À travers un journal intime, Aïda Diop fait le récit de vingt ans de vie d’une sénégalaise de Dakar. Un exercice de style captivant qui permet de balayer du regard l’évolution de la société dakaroise depuis le milieu des années 1990.
Il n’est pas simple de tracer sa voie, de l’emprunter et d’y rester fidèle tout au long de sa vie en l’adaptant en permanence aux aléas et aux événements. Pas simple de vivre en adéquation avec son moi profond, la culture de son lieu de vie et le quotidien d’une vie affective, familiale et professionnelle.
Aida Diop s’y essaie et nous relate ses questionnements, ses doutes et ses convictions. Pour ce faire elle suit une méthode originale qui consiste à relire le journal intime de Dada, dakaroise née en 1977, commencé en 1996 et à le commenter au fur et à mesure des idées, des pensées et des vécus avec le regard qu’elle y porte aujourd’hui. Elle met en exergue les questions récurrentes de ses confessions à son journal en tentant d’en analyser les tenants et aboutissants sur la durée de son vécu.

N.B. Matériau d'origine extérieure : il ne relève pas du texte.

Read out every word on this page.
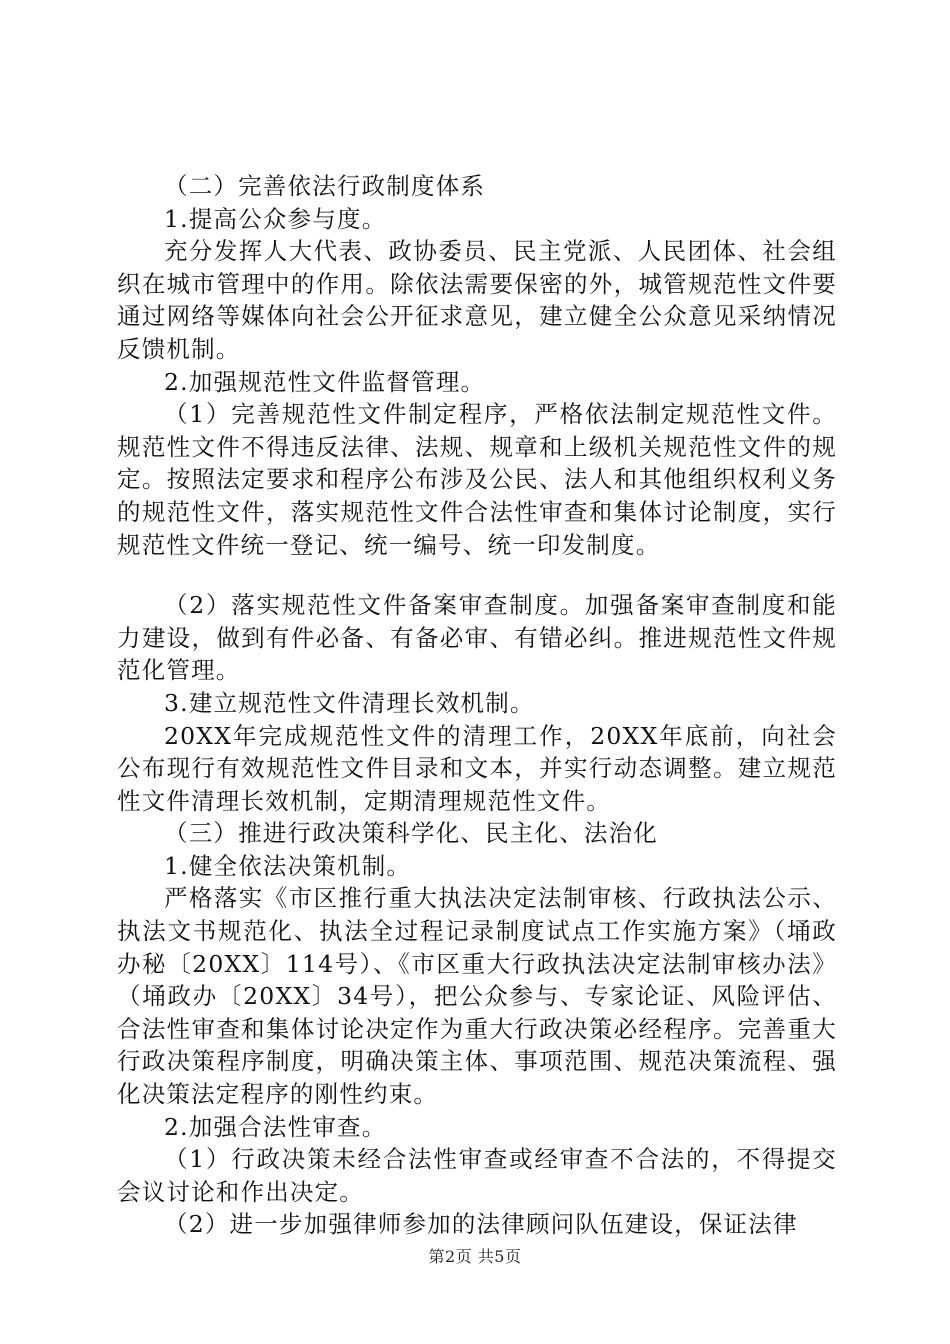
（二）完善依法行政制度体系

1.提高公众参与度。

充分发挥人大代表、政协委员、民主党派、人民团体、社会组织在城市管理中的作用。除依法需要保密的外，城管规范性文件要通过网络等媒体向社会公开征求意见，建立健全公众意见采纳情况反馈机制。

2.加强规范性文件监督管理。

（1）完善规范性文件制定程序，严格依法制定规范性文件。规范性文件不得违反法律、法规、规章和上级机关规范性文件的规定。按照法定要求和程序公布涉及公民、法人和其他组织权利义务的规范性文件，落实规范性文件合法性审查和集体讨论制度，实行规范性文件统一登记、统一编号、统一印发制度。

（2）落实规范性文件备案审查制度。加强备案审查制度和能力建设，做到有件必备、有备必审、有错必纠。推进规范性文件规范化管理。

3.建立规范性文件清理长效机制。

20XX年完成规范性文件的清理工作，20XX年底前，向社会公布现行有效规范性文件目录和文本，并实行动态调整。建立规范性文件清理长效机制，定期清理规范性文件。

（三）推进行政决策科学化、民主化、法治化

1.健全依法决策机制。

严格落实《市区推行重大执法决定法制审核、行政执法公示、执法文书规范化、执法全过程记录制度试点工作实施方案》（埇政办秘〔20XX〕114号）、《市区重大行政执法决定法制审核办法》（埇政办〔20XX〕34号），把公众参与、专家论证、风险评估、合法性审查和集体讨论决定作为重大行政决策必经程序。完善重大行政决策程序制度，明确决策主体、事项范围、规范决策流程、强化决策法定程序的刚性约束。

2.加强合法性审查。

（1）行政决策未经合法性审查或经审查不合法的，不得提交会议讨论和作出决定。

（2）进一步加强律师参加的法律顾问队伍建设，保证法律

第2页 共5页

La démarche est intéressante et captivante pour le lecteur qui suit les notes de la jeune fille de 19 ans – parfois naïves dans leur relation, ses compréhensions des événements, de ses chagrins, de ses déceptions et de ses joies -, qui revient aussi sur ses années de petite fille dans sa famille, revisitées avec le regard et le pouvoir d’analyse résultant de sa vie de femme dans la quarantaine, de mère et d’épouse.
Femme, croyante et belle, elle trébuche sans cesse sur le comportement des autres et le regard qu’ils lui portent. Celui des hommes certes et leur concupiscence éventuelle en contradiction selon elle avec la bienséance sociale habituelle et sénégalaise en particulier, mais également ceux des femmes, leurs jalousies à son égard et leurs trahisons à de rares exceptions près.
Elle porte un regard acéré sur les relations sociales et les sociabilités de sa société, la société dakaroise des vingt dernières années. Une société en pleins changements, religieux, économiques et comportementaux, où la femme continue d’avoir un rôle précis à jouer, un rang à tenir – ce que Dada tente d’assumer avec franchise et conviction. Ce faisant elle se heurte à son désir d’authenticité, se mettant à dos, parfois, collègues, amis/es, écartelée entre sa fidélité aux normes sociales – religieuses et familiales –, des valeurs auxquelles elle adhère et croit et ses désirs, ses rêves, la perception qu’elle a de sa propre réalisation en tant que femme, qu’elle perçoit comme une course d’obstacles permanente, se sentant ainsi souvent seule et incomprise.
Elle vit sa confrontation à la polygamie de son mari, comme une trahison certes mais aussi comme une souffrance devant tant d’incompréhension à son égard, d’autant plus qu’elle l’aime et qu’il ne lui est pas possible – religieusement, socialement mais aussi par conviction – de ne pas accepter cette situation. Se considérant comme le pôle fixe de sa famille devenue instable par la dispersion du père, elle, femme active professionnellement, décide de se rendre disponible en tant que mère pour mieux accompagner ses enfants – et ceux de la famille élargie – en les préparant à cette société en mutation, ce qui passe selon elle, obligatoirement par la connaissance, c’est-à-dire la réussite à l’école.
Avec ce livre, une analyse de sa propre évolution, Aida Diop nous présente un travail sur elle-même qui lui procure une maturité lui permettant d’accepter la situation sans devenir aigrie mais la libère également, lui promettant une « aube nouvelle », celle d’une femme en accord avec elle-même. Elle enrichit le Sénégal d’un récit intime sur la pensée, le ressenti, le vécu, l’éducation des femmes rares à côté d’Une si longue lettre de Mariama Ba.
Ce faisant, elle met également à jour les contradictions de sa société entre ses valeurs et les comportements des individus pris dans le tourbillon de la mondialisation et ainsi dans différentes grilles de lecture de valeurs se complétant parfois, s’opposant souvent. Elle livre aux lecteurs une véritable étude sociologique de sa société, du statut et du rôle de la femme – petite fille puis jeune fille et femme adulte – en son sein. Elle relativise ainsi les discours du féminisme blanc en posant implicitement la question cruciale de l’universalité des valeurs féministes et rejoint les discours du féminisme africain ou plus généralement des différentes expériences à la source DES féminismes. En tout cas, son livre est un plaidoyer pour la Femme sénégalaise bien qu’en le lisant, on soit tenté de se poser la question comme Dada elle-même le fait (p. 161), par le biais de Sembene Ousmane, « Pourquoi acceptons-nous d’être le jouet des hommes ? ».